Pelando la Cebolla: Visiones Alternas de Sana'a

La realidad es un espejo que revela lo que permitamos que exista. A veces, debajo de las superficies, se esconden gratas sorpresas capaces de deslumbrar a los ingenuos que inocentemente esperan a que la verdad se revele uniforme, sin las irregularidades y rasgaduras que penetran los espacios más inconcebibles. Así fue como descubrí el lado salvaje de Sana’a. Aquella encantadora ciudad acongojada entre los cimientos de la cordillera Arábica, que despliega una ciudad antigua capaz de revivir la imaginación de los muertos, me tenía guardada tremenda sorpresa. Un día cualquiera, entre los estrechos laberintos de la ciudad vieja, conocí a Rania. Con solo dos semanas de haber llegado de un exilio de diez años, la fémina mitad Yemenita, mitad Alemana, llevaba su pelo al descubierto, y vestía despreocupada unos jeans y una blusa. Aquel breve encuentro resultó en un casual intercambio de teléfonos, de esos que causan curiosidad momentánea, pero que cesa rápidamente con el pasar de las horas. Unas semanas después, volvimos a encontrarnos. “Qué casualidad verte por aquí!”, me dijo mientras me bebía un vodka a las rocas en “El Club Ruso”, uno de los pocos lugares que vende alcohol legalmente en la conservadora ciudad. “Así es, Sana’a es un patio”, le comente relajado, mientras la música pop rusa mezclada con el denso humo de cigarrillo sosegaba nuestra sorpresa. Aquella noche, recibí el primer indicio de que Sana’a no era solamente un mar de cautela encubierto de dogmas islámicos: “Que bueno compartir contigo en el único lugar en el cual disfrutar de esta manera es permitido”, le dije cándidamente. “No te creas. Sana’a te puede sorprender”, me dijo, sus gestos disimulando la picardía que yacía en su mirada. “Ya verás…”.

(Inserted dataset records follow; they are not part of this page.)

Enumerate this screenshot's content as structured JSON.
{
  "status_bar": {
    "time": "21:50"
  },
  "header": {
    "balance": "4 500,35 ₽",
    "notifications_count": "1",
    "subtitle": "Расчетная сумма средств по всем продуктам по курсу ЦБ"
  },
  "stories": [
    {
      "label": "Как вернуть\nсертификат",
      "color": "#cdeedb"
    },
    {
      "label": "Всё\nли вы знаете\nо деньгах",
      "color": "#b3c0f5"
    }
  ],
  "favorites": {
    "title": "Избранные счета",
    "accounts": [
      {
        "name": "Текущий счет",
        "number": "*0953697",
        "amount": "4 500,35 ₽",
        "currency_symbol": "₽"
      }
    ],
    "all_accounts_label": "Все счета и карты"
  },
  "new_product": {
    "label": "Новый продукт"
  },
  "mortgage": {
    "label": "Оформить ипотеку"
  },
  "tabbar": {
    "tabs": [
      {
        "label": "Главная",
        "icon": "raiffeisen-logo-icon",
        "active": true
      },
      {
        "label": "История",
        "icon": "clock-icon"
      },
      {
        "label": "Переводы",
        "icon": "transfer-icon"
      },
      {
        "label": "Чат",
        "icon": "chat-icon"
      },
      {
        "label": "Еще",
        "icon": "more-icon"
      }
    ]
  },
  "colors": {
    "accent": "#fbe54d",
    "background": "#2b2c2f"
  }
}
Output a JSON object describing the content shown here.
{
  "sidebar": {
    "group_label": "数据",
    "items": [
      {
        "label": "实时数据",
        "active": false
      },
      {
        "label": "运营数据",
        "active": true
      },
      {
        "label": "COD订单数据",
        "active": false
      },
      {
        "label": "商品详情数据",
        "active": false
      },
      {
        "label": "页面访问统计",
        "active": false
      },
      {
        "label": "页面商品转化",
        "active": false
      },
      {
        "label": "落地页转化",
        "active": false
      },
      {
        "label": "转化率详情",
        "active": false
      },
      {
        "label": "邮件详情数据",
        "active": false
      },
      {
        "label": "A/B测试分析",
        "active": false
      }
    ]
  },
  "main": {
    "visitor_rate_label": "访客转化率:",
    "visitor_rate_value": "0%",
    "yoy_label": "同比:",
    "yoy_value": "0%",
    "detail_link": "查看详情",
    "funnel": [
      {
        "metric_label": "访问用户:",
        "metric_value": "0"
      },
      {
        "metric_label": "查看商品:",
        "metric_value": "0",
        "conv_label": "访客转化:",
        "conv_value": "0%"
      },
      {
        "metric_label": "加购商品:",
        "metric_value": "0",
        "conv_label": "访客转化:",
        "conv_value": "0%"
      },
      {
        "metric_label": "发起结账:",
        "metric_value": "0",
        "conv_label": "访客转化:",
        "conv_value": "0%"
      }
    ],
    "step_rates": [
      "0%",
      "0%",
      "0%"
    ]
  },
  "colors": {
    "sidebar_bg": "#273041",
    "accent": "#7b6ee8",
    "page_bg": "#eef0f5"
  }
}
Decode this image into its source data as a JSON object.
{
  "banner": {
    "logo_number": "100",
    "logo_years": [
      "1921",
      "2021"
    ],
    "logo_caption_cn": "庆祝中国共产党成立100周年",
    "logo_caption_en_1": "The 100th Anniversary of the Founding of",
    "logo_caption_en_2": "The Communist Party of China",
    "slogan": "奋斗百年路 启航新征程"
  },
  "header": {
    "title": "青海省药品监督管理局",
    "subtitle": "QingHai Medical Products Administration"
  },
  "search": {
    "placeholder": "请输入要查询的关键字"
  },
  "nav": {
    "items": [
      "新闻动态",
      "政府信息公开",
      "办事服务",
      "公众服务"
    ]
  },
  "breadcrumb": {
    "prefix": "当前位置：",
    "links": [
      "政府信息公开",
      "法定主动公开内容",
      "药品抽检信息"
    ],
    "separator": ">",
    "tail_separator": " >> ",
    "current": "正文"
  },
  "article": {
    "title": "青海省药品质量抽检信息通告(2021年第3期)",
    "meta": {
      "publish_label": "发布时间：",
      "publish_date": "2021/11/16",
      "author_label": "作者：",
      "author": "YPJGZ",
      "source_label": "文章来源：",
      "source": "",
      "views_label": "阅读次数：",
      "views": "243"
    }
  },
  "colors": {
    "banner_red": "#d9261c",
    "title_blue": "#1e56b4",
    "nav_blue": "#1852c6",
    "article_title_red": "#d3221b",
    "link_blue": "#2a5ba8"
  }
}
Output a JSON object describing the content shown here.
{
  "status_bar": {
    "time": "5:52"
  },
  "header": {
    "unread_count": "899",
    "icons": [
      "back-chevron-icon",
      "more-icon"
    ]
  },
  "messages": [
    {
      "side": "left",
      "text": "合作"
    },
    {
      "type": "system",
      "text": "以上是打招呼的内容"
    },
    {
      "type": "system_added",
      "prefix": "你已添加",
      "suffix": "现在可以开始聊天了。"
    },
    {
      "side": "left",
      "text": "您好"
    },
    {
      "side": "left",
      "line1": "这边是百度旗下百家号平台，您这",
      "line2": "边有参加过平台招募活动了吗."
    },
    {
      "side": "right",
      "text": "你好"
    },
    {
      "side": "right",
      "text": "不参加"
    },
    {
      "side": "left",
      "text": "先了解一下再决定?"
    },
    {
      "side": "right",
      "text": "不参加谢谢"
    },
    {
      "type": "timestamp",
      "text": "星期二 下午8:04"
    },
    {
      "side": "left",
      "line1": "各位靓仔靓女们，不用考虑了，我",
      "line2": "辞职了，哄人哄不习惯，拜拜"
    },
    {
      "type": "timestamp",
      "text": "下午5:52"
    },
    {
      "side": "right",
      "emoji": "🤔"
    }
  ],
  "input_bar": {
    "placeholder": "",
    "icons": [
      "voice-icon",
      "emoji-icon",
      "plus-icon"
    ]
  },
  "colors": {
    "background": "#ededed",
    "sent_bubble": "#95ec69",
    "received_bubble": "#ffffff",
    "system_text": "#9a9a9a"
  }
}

Una noche, mientras me preparaba para dormir, Rania me llama al celular. “Que haces?”, me pregunta llanamente. “No mucho”, le respondo con toda sinceridad. “Te vamos a pasar a buscar en diez minutos, tamam (ok)?”. “No hay problema!”, digo excitadamente, avivado por la espontaneidad de la ocasión. Luego de entrar a la imponente Land Cruiser que se había parqueado frente al hotel, Rania me introduce a Asla, una misteriosa mujer de veintisiete años que a diferencia de esta llevaba puesto el balto y el hijab, aunque su pelo se chorreaba imprevisiblemente por entre los escondrijos del mismo. Para mi sorpresa, luego de doblar en una esquina, Asla me pasa una Heineken enlatada: “Disfruta, que estas dan trabajo conseguir”, me dice sonriendo, sus manos en el guía mientras me lanza una ojeada por entre los asientos. Mientras los tres degustábamos las cervezas mientras Asla manejaba por la ciudad, Rania toma el teléfono y hace una llamada. “Quieren que nos parqueemos en la calle Tai’z”, dice con su usual e imperturbable calma. Mientras la Land Cruiser se acomoda en la estrecha calle, un hombre con pinta de gánster sale de otro vehículo, y le pasa una titánica funda negra a la conductora. “Cuanto te debo”, pregunta Asla un poco nerviosa. “Son diez mil riales”, le responde el furtivo personaje, mientras toma el dinero rápidamente y se vuelve a disipar detrás de los vidrios tintados de donde salió.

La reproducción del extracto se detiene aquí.